Kebiasaan itu hanya satu dari beberapa ritual Levi sebelum manggung. Ritual lain adalah mengecek ritsleting celana. Pasalnya, pria kelahiran Jakarta, 20 Agustus 1976, ini semasa masih kanak-kanak sering lupa melakukannya. Alhasil, beberapa foto semasa dia belia memamerkan Levi dengan ritsleting celana lupa ditutup.

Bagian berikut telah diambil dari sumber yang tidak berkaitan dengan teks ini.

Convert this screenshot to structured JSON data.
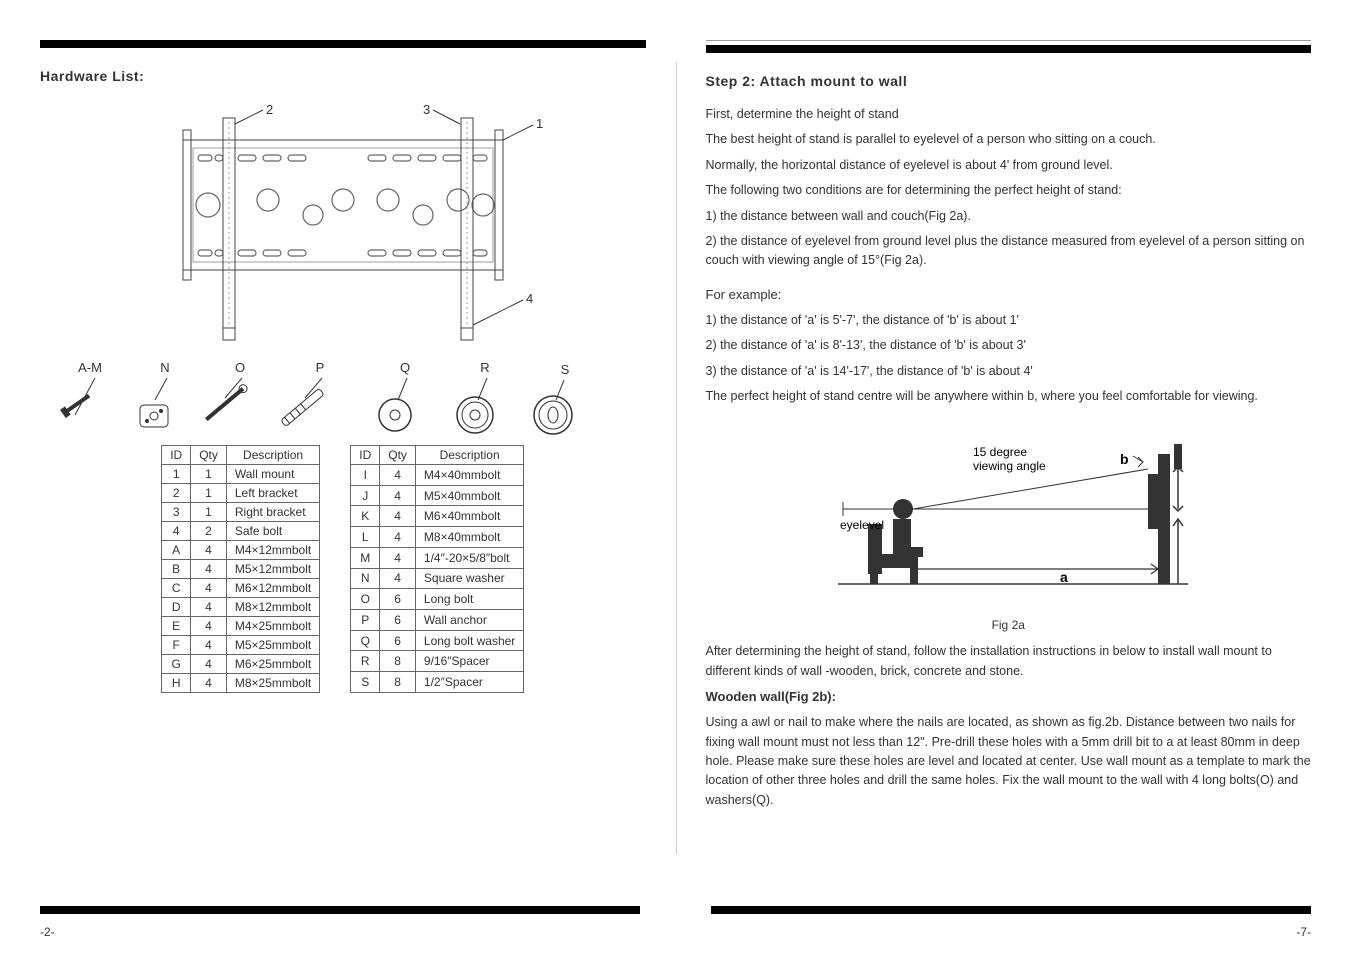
{
  "left": {
    "title": "Hardware List:",
    "table1": {
      "headers": [
        "ID",
        "Qty",
        "Description"
      ],
      "rows": [
        [
          "1",
          "1",
          "Wall mount"
        ],
        [
          "2",
          "1",
          "Left bracket"
        ],
        [
          "3",
          "1",
          "Right bracket"
        ],
        [
          "4",
          "2",
          "Safe bolt"
        ],
        [
          "A",
          "4",
          "M4×12mmbolt"
        ],
        [
          "B",
          "4",
          "M5×12mmbolt"
        ],
        [
          "C",
          "4",
          "M6×12mmbolt"
        ],
        [
          "D",
          "4",
          "M8×12mmbolt"
        ],
        [
          "E",
          "4",
          "M4×25mmbolt"
        ],
        [
          "F",
          "4",
          "M5×25mmbolt"
        ],
        [
          "G",
          "4",
          "M6×25mmbolt"
        ],
        [
          "H",
          "4",
          "M8×25mmbolt"
        ]
      ]
    },
    "table2": {
      "headers": [
        "ID",
        "Qty",
        "Description"
      ],
      "rows": [
        [
          "I",
          "4",
          "M4×40mmbolt"
        ],
        [
          "J",
          "4",
          "M5×40mmbolt"
        ],
        [
          "K",
          "4",
          "M6×40mmbolt"
        ],
        [
          "L",
          "4",
          "M8×40mmbolt"
        ],
        [
          "M",
          "4",
          "1/4″-20×5/8″bolt"
        ],
        [
          "N",
          "4",
          "Square washer"
        ],
        [
          "O",
          "6",
          "Long bolt"
        ],
        [
          "P",
          "6",
          "Wall anchor"
        ],
        [
          "Q",
          "6",
          "Long bolt washer"
        ],
        [
          "R",
          "8",
          "9/16″Spacer"
        ],
        [
          "S",
          "8",
          "1/2″Spacer"
        ]
      ]
    },
    "part_labels": [
      "A-M",
      "N",
      "O",
      "P",
      "Q",
      "R",
      "S"
    ],
    "callouts": {
      "c1": "1",
      "c2": "2",
      "c3": "3",
      "c4": "4"
    },
    "page": "-2-"
  },
  "right": {
    "title": "Step 2: Attach mount to wall",
    "p1": "First, determine the  height of stand",
    "p2": "The best  height of stand is parallel to eyelevel of a person who sitting on a couch.",
    "p3": "Normally, the horizontal distance of eyelevel is about 4' from ground level.",
    "p4": "The following two conditions are for determining the perfect height of stand:",
    "l1": "1)   the  distance between wall and couch(Fig 2a).",
    "l2": "2)   the  distance of eyelevel from ground level plus the distance measured from eyelevel of a person sitting on couch with viewing angle of 15°(Fig 2a).",
    "ex_h": "For example:",
    "e1": "1)   the  distance of 'a' is 5'-7', the distance of 'b' is about 1'",
    "e2": "2)   the  distance of 'a' is 8'-13', the distance of 'b' is about 3'",
    "e3": "3)   the  distance of 'a' is 14'-17', the distance of 'b' is about 4'",
    "e4": "The perfect height of stand centre will be anywhere within b, where you feel comfortable for viewing.",
    "fig": {
      "angle_label": "15 degree\nviewing angle",
      "eyelevel": "eyelevel",
      "a": "a",
      "b": "b",
      "caption": "Fig  2a"
    },
    "after": "After determining the height of stand, follow the installation instructions in below to install wall mount to different kinds of wall -wooden, brick, concrete and stone.",
    "wood_h": "Wooden wall(Fig 2b):",
    "wood_p": "Using a awl or nail to make where the nails are located, as shown as fig.2b. Distance between two  nails for fixing wall mount must not less than 12\". Pre-drill these holes with a 5mm drill  bit to a at least 80mm in deep hole. Please make sure these holes are level and located at center. Use wall mount as a template to mark the location of other three holes and drill the same holes. Fix the wall mount to the wall with 4 long bolts(O) and washers(Q).",
    "page": "-7-"
  }
}
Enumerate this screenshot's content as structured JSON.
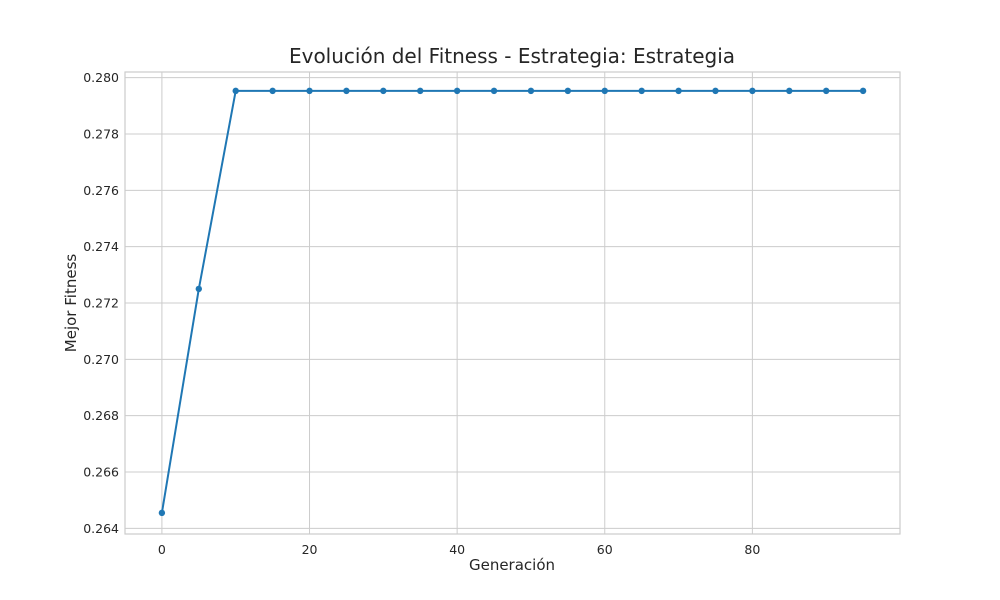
{
  "chart_data": {
    "type": "line",
    "title": "Evolución del Fitness - Estrategia: Estrategia",
    "xlabel": "Generación",
    "ylabel": "Mejor Fitness",
    "xlim": [
      -5,
      100
    ],
    "ylim": [
      0.2638,
      0.2802
    ],
    "x_ticks": [
      0,
      20,
      40,
      60,
      80
    ],
    "y_ticks": [
      0.264,
      0.266,
      0.268,
      0.27,
      0.272,
      0.274,
      0.276,
      0.278,
      0.28
    ],
    "y_tick_labels": [
      "0.264",
      "0.266",
      "0.268",
      "0.270",
      "0.272",
      "0.274",
      "0.276",
      "0.278",
      "0.280"
    ],
    "grid": true,
    "series": [
      {
        "color": "#1f77b4",
        "marker": "circle",
        "x": [
          0,
          5,
          10,
          15,
          20,
          25,
          30,
          35,
          40,
          45,
          50,
          55,
          60,
          65,
          70,
          75,
          80,
          85,
          90,
          95
        ],
        "y": [
          0.26455,
          0.2725,
          0.27953,
          0.27953,
          0.27953,
          0.27953,
          0.27953,
          0.27953,
          0.27953,
          0.27953,
          0.27953,
          0.27953,
          0.27953,
          0.27953,
          0.27953,
          0.27953,
          0.27953,
          0.27953,
          0.27953,
          0.27953
        ]
      }
    ]
  }
}
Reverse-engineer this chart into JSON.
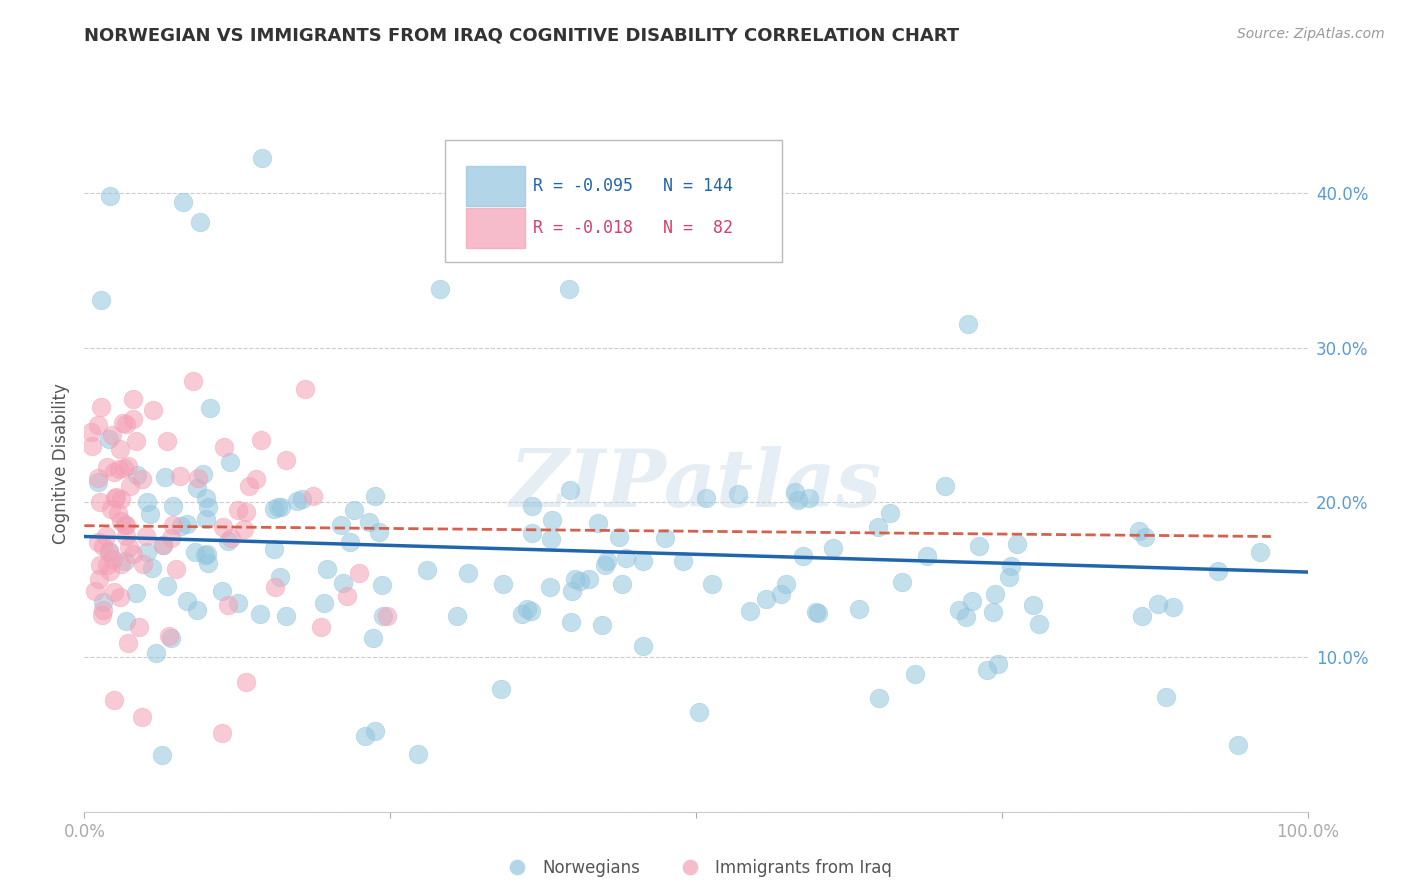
{
  "title": "NORWEGIAN VS IMMIGRANTS FROM IRAQ COGNITIVE DISABILITY CORRELATION CHART",
  "source": "Source: ZipAtlas.com",
  "ylabel": "Cognitive Disability",
  "xlabel": "",
  "watermark": "ZIPatlas",
  "norwegian_R": -0.095,
  "norwegian_N": 144,
  "iraq_R": -0.018,
  "iraq_N": 82,
  "blue_color": "#92c5de",
  "pink_color": "#f4a0b5",
  "blue_line_color": "#2166ac",
  "pink_line_color": "#d6604d",
  "grid_color": "#cccccc",
  "title_color": "#333333",
  "axis_label_color": "#5b9bd5",
  "background_color": "#ffffff",
  "xlim": [
    0.0,
    1.0
  ],
  "ylim": [
    0.0,
    0.45
  ],
  "yticks": [
    0.0,
    0.1,
    0.2,
    0.3,
    0.4
  ],
  "ytick_labels": [
    "",
    "10.0%",
    "20.0%",
    "30.0%",
    "40.0%"
  ],
  "xticks": [
    0.0,
    0.25,
    0.5,
    0.75,
    1.0
  ],
  "xtick_labels": [
    "0.0%",
    "",
    "",
    "",
    "100.0%"
  ]
}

”Dulu, kalau mau konser, semua disiapkan orangtua, termasuk pilihan baju. Nah, namanya anak kecil kan sering sekali bolak-balik ke kamar kecil. Waktu itu saya tidak memerhatikan bajunya sudah betul atau belum. Baru ketahuan setelah melihat foto, ha-ha-ha…,” ujar Levi yang belajar musik sejak usia lima tahun ini.
Pengalaman itulah yang membuat komposer lulusan Manhattan School of Music, Amerika Serikat, ini sangat peduli terhadap ”penampilannya”.